The housing sector in Nigeria remains unsettled two years after the Senate raised the hope of investors and prospective home buyers with a promise to resolve issues around the Land Use Act and the National Housing Fund (NHF).
These are two critical issues intended to be homeownership enablers, but have failed due to inconsistencies in policy formulation and implementation in the housing sector.
Attempts to amend or review the Land Use Act remains a herculean task because that involves expunging it from the Constitution, which is another kettle of fish as it would call for parliamentary action.
Ahmed Lawan, the Senate president, disclosed at a housing event in Abuja that the Land Use Act and NHF were included in the legislative agenda of the ninth Senate for intervention.
“The importance of housing cannot be over-emphasised,” Lawan pointed out, adding, “Our needs are enormous while resources are lean. But the best thing about the future is that it comes one day at a time. Today presents us with the opportunity to consolidate on what we have built and to start new projects where necessary.”
Continuing, he said, “I am aware that there are critical areas that require legislative intervention like the Land Use Act, the National Housing Fund (NHF), housing regulations, and many more enabling policies. It is in the legislative agenda of the 9th Senate to see that all policies required to get us closer to our dreams are achieved.”
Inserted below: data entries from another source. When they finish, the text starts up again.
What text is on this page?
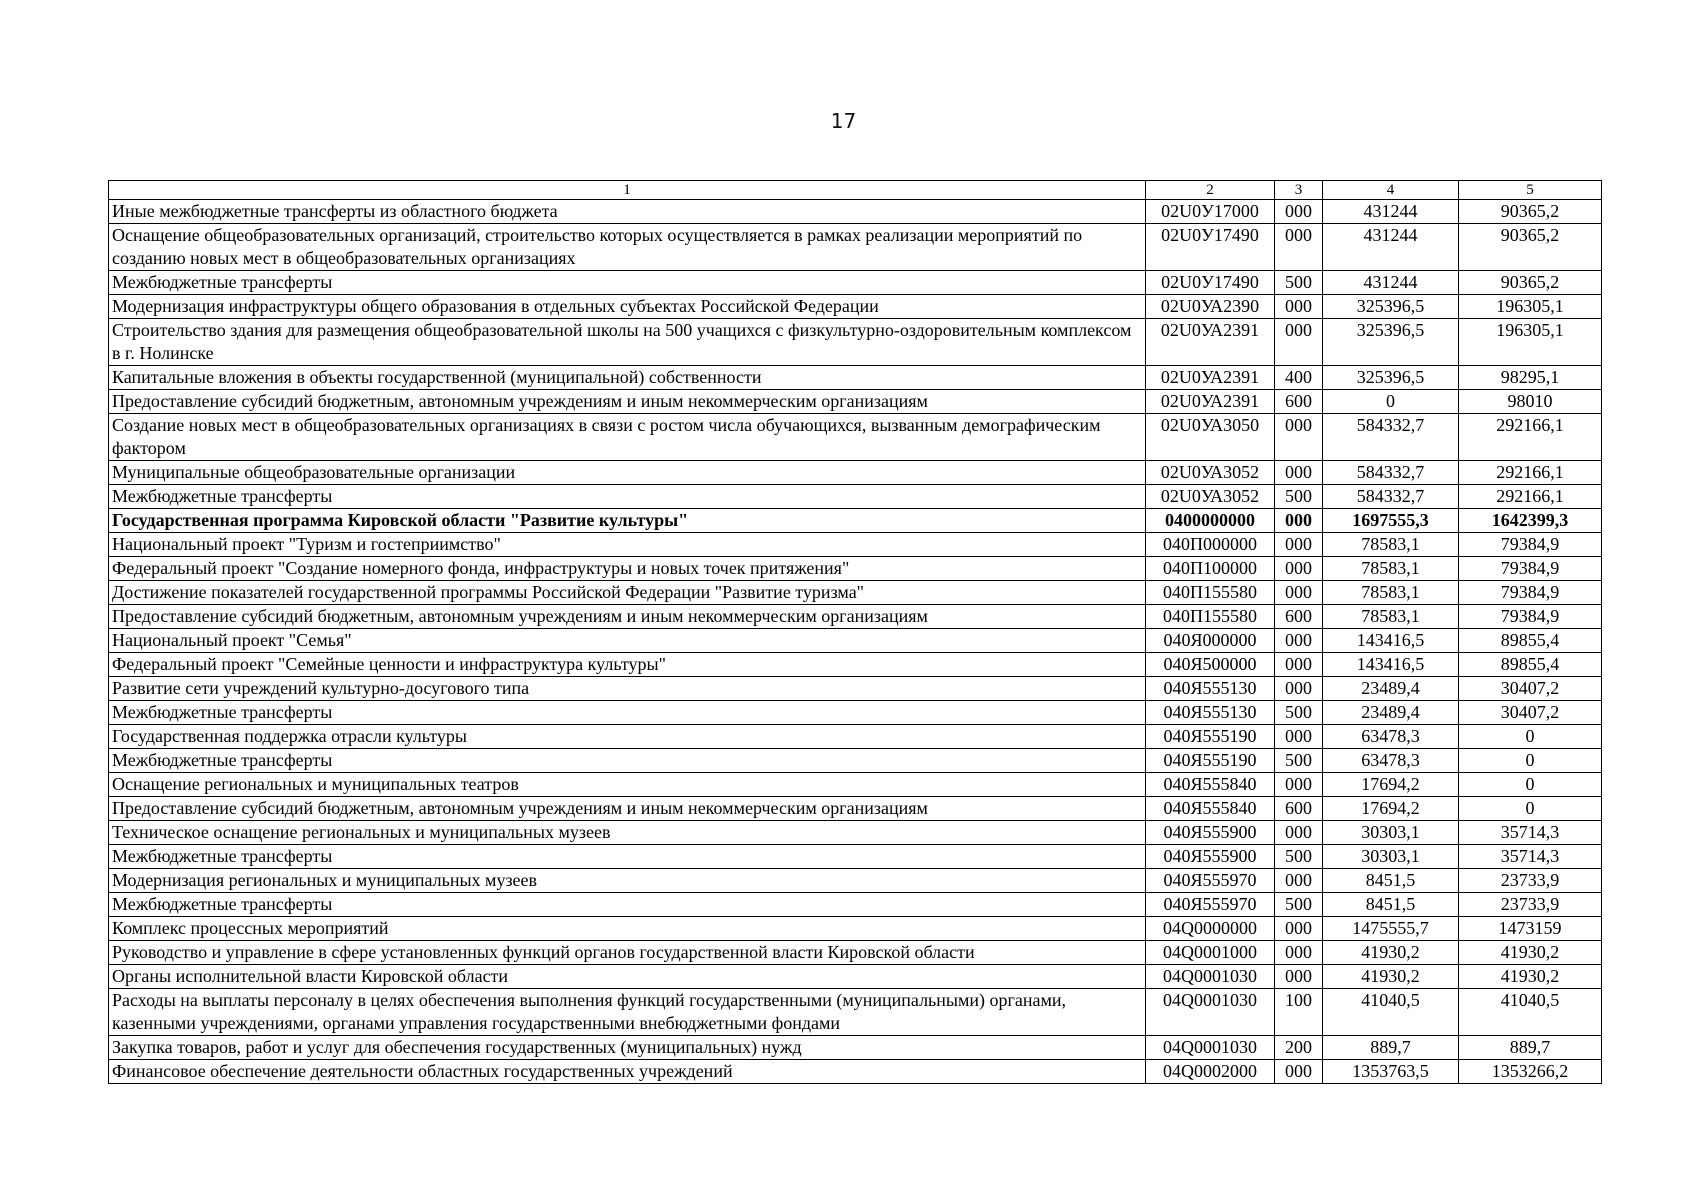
17
1	2	3	4	5
Иные межбюджетные трансферты из областного бюджета	02U0У17000	000	431244	90365,2
Оснащение общеобразовательных организаций, строительство которых осуществляется в рамках реализации мероприятий по созданию новых мест в общеобразовательных организациях	02U0У17490	000	431244	90365,2
Межбюджетные трансферты	02U0У17490	500	431244	90365,2
Модернизация инфраструктуры общего образования в отдельных субъектах Российской Федерации	02U0УА2390	000	325396,5	196305,1
Строительство здания для размещения общеобразовательной школы на 500 учащихся с физкультурно-оздоровительным комплексом в г. Нолинске	02U0УА2391	000	325396,5	196305,1
Капитальные вложения в объекты государственной (муниципальной) собственности	02U0УА2391	400	325396,5	98295,1
Предоставление субсидий бюджетным, автономным учреждениям и иным некоммерческим организациям	02U0УА2391	600	0	98010
Создание новых мест в общеобразовательных организациях в связи с ростом числа обучающихся, вызванным демографическим фактором	02U0УА3050	000	584332,7	292166,1
Муниципальные общеобразовательные организации	02U0УА3052	000	584332,7	292166,1
Межбюджетные трансферты	02U0УА3052	500	584332,7	292166,1
Государственная программа Кировской области "Развитие культуры"	0400000000	000	1697555,3	1642399,3
Национальный проект "Туризм и гостеприимство"	040П000000	000	78583,1	79384,9
Федеральный проект "Создание номерного фонда, инфраструктуры и новых точек притяжения"	040П100000	000	78583,1	79384,9
Достижение показателей государственной программы Российской Федерации "Развитие туризма"	040П155580	000	78583,1	79384,9
Предоставление субсидий бюджетным, автономным учреждениям и иным некоммерческим организациям	040П155580	600	78583,1	79384,9
Национальный проект "Семья"	040Я000000	000	143416,5	89855,4
Федеральный проект "Семейные ценности и инфраструктура культуры"	040Я500000	000	143416,5	89855,4
Развитие сети учреждений культурно-досугового типа	040Я555130	000	23489,4	30407,2
Межбюджетные трансферты	040Я555130	500	23489,4	30407,2
Государственная поддержка отрасли культуры	040Я555190	000	63478,3	0
Межбюджетные трансферты	040Я555190	500	63478,3	0
Оснащение региональных и муниципальных театров	040Я555840	000	17694,2	0
Предоставление субсидий бюджетным, автономным учреждениям и иным некоммерческим организациям	040Я555840	600	17694,2	0
Техническое оснащение региональных и муниципальных музеев	040Я555900	000	30303,1	35714,3
Межбюджетные трансферты	040Я555900	500	30303,1	35714,3
Модернизация региональных и муниципальных музеев	040Я555970	000	8451,5	23733,9
Межбюджетные трансферты	040Я555970	500	8451,5	23733,9
Комплекс процессных мероприятий	04Q0000000	000	1475555,7	1473159
Руководство и управление в сфере установленных функций органов государственной власти Кировской области	04Q0001000	000	41930,2	41930,2
Органы исполнительной власти Кировской области	04Q0001030	000	41930,2	41930,2
Расходы на выплаты персоналу в целях обеспечения выполнения функций государственными (муниципальными) органами, казенными учреждениями, органами управления государственными внебюджетными фондами	04Q0001030	100	41040,5	41040,5
Закупка товаров, работ и услуг для обеспечения государственных (муниципальных) нужд	04Q0001030	200	889,7	889,7
Финансовое обеспечение деятельности областных государственных учреждений	04Q0002000	000	1353763,5	1353266,2
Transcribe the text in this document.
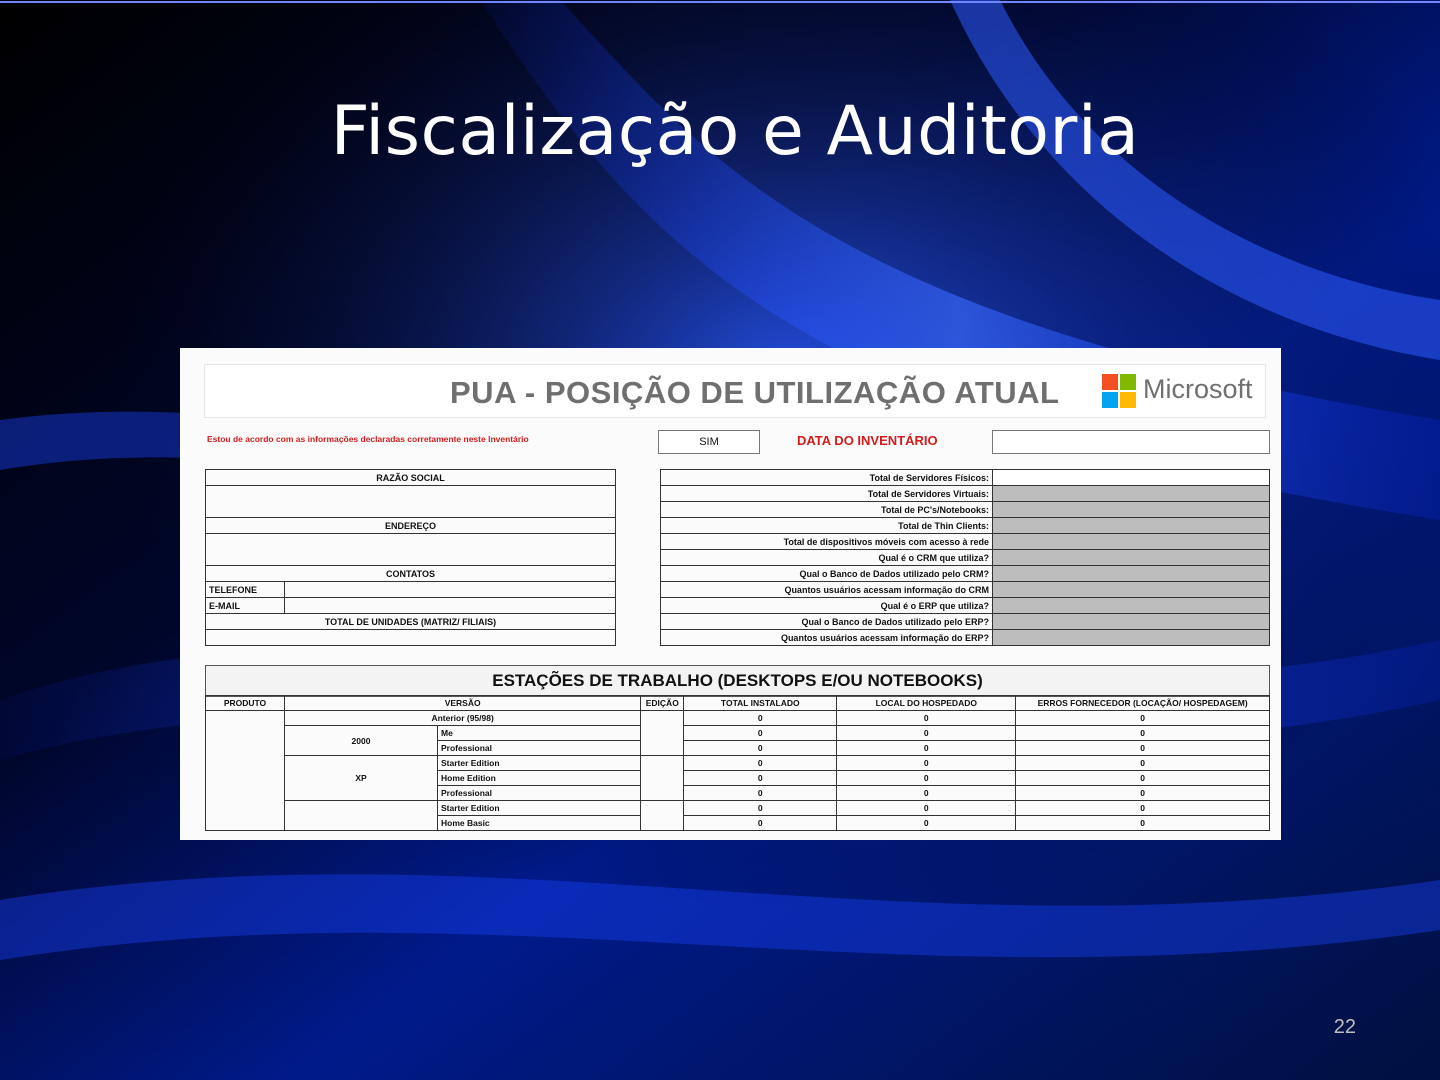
Fiscalização e Auditoria
PUA - POSIÇÃO DE UTILIZAÇÃO ATUAL	Microsoft
Estou de acordo com as informações declaradas corretamente neste Inventário	SIM	DATA DO INVENTÁRIO
RAZÃO SOCIAL	

ENDEREÇO	

CONTATOS	
TELEFONE	
E-MAIL	
TOTAL DE UNIDADES (MATRIZ/ FILIAIS)	

Total de Servidores Físicos:	
Total de Servidores Virtuais:	
Total de PC's/Notebooks:	
Total de Thin Clients:	
Total de dispositivos móveis com acesso à rede	
Qual é o CRM que utiliza?	
Qual o Banco de Dados utilizado pelo CRM?	
Quantos usuários acessam informação do CRM	
Qual é o ERP que utiliza?	
Qual o Banco de Dados utilizado pelo ERP?	
Quantos usuários acessam informação do ERP?	
ESTAÇÕES DE TRABALHO (DESKTOPS E/OU NOTEBOOKS)
PRODUTO	VERSÃO		EDIÇÃO	TOTAL INSTALADO	LOCAL DO HOSPEDADO	ERROS FORNECEDOR (LOCAÇÃO/ HOSPEDAGEM)
	Anterior (95/98)			0	0	0
	2000	Me		0	0	0
		Professional		0	0	0
	XP	Starter Edition		0	0	0
		Home Edition		0	0	0
		Professional		0	0	0
		Starter Edition		0	0	0
		Home Basic		0	0	0
22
By these pronouncements, Lawan showed an understanding of the issues in the housing sector, but the Senate under his watch is yet to take steps towards solving them despite worsening housing situation in the country with wide demand-supply gap, unaffordable house prices and rents, and soaring building materials prices.
The implication of the Senate’s intended action on these two issues is that access to land for productive purposes remains a problem and house prices continue to rise because land is ‘scarce’.
The larger implication is that the homeownership level in the country remains low while the housing deficit continues to increase. Among its peers, Nigeria is at the bottom in terms of homeownership level.
As against Kenya’s 73 percent, South Africa’s 56 percent and Indonesia’s 84 percent, home ownership in Nigeria remains very low at 25 percent despite efforts by private developers to increase housing stock and close the demand-supply gap now estimated at 20 million units.
Besides Land Use Act and NHF, there is also a combination of factors that impedes housing development and this includes lack of credit facilities from banks and government’s policies that either delay or frustrate developments through long, cumbersome and costly land titling.
Ubosi Eleh + Co, a frontline firm of estate surveyors and valuers, in its report on the real estate sector gives an analysis of data in the third quarter of 2019, which shows that the nation’s housing industry grew only once since 2016.
The report notes that the sector’s slow growth has to do with the little or lack of funds made available to the sector for delivering homes, citing data from the Central Bank of Nigeria (CBN) which notes that loans granted to the real estate sector recorded seven consecutive declines dating back to the third quarter of 2017.
Over all, the Land Use is pivotal to real estate transactions. Mortgage loans are given out on only properties that have valid and mortgageable land title. The Act, which was aimed to ease access to land for housing, industrial and other economic purposes vested ownership of land on state governors.
But the governors have bungled its implementation; land has now become a political tool in the hands of the governors. It is used for political patronage or victimization, depending on the side of the divide the prospective beneficiary stands, according to Yemi Madamidola, an estate manager.
The NHF is a federal government intervention in the housing sector but implementation has defeated its good intentions. Established in 1992 to aid the demand-side of housing, the fund was aimed to provide single digit interest rate to a subscriber seeking mortgage loan. The repayment tenor is 20-30 years.
Though Akeem Akinfenwa, a mortgage consultant, describes it as “the only true mortgage in Nigeria today”, the fund is avoided by home seekers because the primary mortgage banks (PMBs) through which the fund can be accessed have made it not only inaccessible, but also unaffordable because of too many demands from subscribers.